Abordar las cuestiones de género y sexualidad en la iglesia
Es quizás uno de los temas más debatidos dentro de las iglesias. Provoca fuertes emociones, enfrentamientos y choques entre personas diferentes. Me refiero, por supuesto, a la cuestión de la sexualidad y la identidad de género, que se debate constantemente en los ámbitos teológicos en la actualidad.
Puerto Rico está debatiendo actualmente el proyecto de ley 184 del Senado, que prohíbe las llamadas «terapias de conversión». Por terapias de conversión entendemos aquellas intervenciones médicas, psicológicas y emocionales que intentan, de manera forzada y opresiva, cambiar la identidad de género y la orientación sexual de las personas. Aunque todavía existe un debate entre los sectores conservadores y liberales sobre lo que significan estas terapias, hay una afirmación, respaldada por el consenso de la comunidad psicológica y médica, que sigue siendo evidente: estas terapias son dañinas, abusivas y traumáticas.
Desde mi punto de vista, hay varias cuestiones que destacan de manera especial. Me parece importante detenerse y cuestionar la necesidad de intervenir —especialmente de forma violenta o abusiva— para subvertir, cambiar o imponer una identidad de género u orientación sexual en los niños desde marcos binarios. El género no es una cuestión estática. A medida que avanzan los estudios sobre el tema, se entiende que el género es una construcción social fluida influenciada por la cultura, la política y la economía.
Es decir, el género no existe de manera arbitraria. Por el contrario, se gesta rodeado de influencias culturales que contribuyen a su formación. Tratar de cambiar estas nociones mediante métodos impositivos es un ataque directo a la dignidad de la persona. El pecado que transgrede la humanidad y la identidad divina también se ve influido por estos parámetros.

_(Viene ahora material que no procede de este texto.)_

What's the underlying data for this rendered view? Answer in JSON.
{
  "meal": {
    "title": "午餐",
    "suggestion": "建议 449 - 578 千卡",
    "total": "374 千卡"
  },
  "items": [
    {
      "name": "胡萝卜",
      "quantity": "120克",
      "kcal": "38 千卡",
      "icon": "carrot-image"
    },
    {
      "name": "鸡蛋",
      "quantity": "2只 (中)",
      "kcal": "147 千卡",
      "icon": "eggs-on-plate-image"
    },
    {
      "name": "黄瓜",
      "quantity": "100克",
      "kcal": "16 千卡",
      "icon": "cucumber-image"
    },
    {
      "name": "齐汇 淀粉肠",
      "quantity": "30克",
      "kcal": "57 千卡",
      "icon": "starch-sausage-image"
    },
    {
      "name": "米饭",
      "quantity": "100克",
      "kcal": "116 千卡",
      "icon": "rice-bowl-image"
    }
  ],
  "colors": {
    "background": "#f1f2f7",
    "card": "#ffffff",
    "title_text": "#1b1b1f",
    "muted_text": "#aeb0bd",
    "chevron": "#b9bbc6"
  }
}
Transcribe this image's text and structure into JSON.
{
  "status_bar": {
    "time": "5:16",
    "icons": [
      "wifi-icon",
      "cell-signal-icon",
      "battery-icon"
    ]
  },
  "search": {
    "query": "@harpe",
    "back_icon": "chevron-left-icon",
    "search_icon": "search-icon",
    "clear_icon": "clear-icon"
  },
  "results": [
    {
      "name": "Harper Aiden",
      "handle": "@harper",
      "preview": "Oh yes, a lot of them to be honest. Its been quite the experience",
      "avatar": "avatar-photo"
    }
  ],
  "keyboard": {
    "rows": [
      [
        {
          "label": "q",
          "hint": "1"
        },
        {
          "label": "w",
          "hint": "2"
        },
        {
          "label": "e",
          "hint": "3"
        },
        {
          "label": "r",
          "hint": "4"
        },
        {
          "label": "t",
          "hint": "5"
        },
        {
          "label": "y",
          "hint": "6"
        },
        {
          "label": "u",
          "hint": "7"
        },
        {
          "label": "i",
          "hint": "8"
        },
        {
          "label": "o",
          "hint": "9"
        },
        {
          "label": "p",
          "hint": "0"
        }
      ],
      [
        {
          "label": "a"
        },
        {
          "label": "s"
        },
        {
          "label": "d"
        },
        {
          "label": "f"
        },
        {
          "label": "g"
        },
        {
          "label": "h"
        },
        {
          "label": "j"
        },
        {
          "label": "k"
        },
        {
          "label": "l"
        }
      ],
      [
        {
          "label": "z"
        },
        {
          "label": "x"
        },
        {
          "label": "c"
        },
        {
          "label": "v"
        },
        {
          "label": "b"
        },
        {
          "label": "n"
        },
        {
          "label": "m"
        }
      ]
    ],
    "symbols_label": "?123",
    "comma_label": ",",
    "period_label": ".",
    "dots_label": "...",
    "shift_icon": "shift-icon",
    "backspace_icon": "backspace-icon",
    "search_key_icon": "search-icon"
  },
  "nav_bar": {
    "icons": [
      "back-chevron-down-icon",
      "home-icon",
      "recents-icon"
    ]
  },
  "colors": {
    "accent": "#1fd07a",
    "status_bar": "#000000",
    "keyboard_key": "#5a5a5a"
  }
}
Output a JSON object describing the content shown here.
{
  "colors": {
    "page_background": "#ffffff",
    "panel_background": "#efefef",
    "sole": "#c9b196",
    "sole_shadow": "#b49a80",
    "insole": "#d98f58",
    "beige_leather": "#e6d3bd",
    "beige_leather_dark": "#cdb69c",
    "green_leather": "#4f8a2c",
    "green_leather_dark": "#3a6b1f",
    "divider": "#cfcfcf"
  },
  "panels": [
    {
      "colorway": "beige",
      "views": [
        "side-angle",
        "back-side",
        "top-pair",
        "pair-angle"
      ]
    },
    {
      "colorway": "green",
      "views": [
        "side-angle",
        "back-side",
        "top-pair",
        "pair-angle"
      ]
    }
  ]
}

Los debates sobre género, identidades de género, roles de género, sexo biológico, orientación sexual y expresiones de género, entre otros conceptos, no son nuevos ni surgen de la nada. Las personas de las comunidades LBGTQ no nacieron todas hace 20 años; por lo tanto, la diversidad sexual no es un tema reciente impuesto. La diversidad sexual existe y ha existido desde siempre. Como iglesia que se mantiene a la vanguardia y se inserta en los debates cotidianos del mundo, debemos profundizar la conversación teológica sobre las cuestiones de género y seguir abriendo espacios para el diálogo en nuestros templos.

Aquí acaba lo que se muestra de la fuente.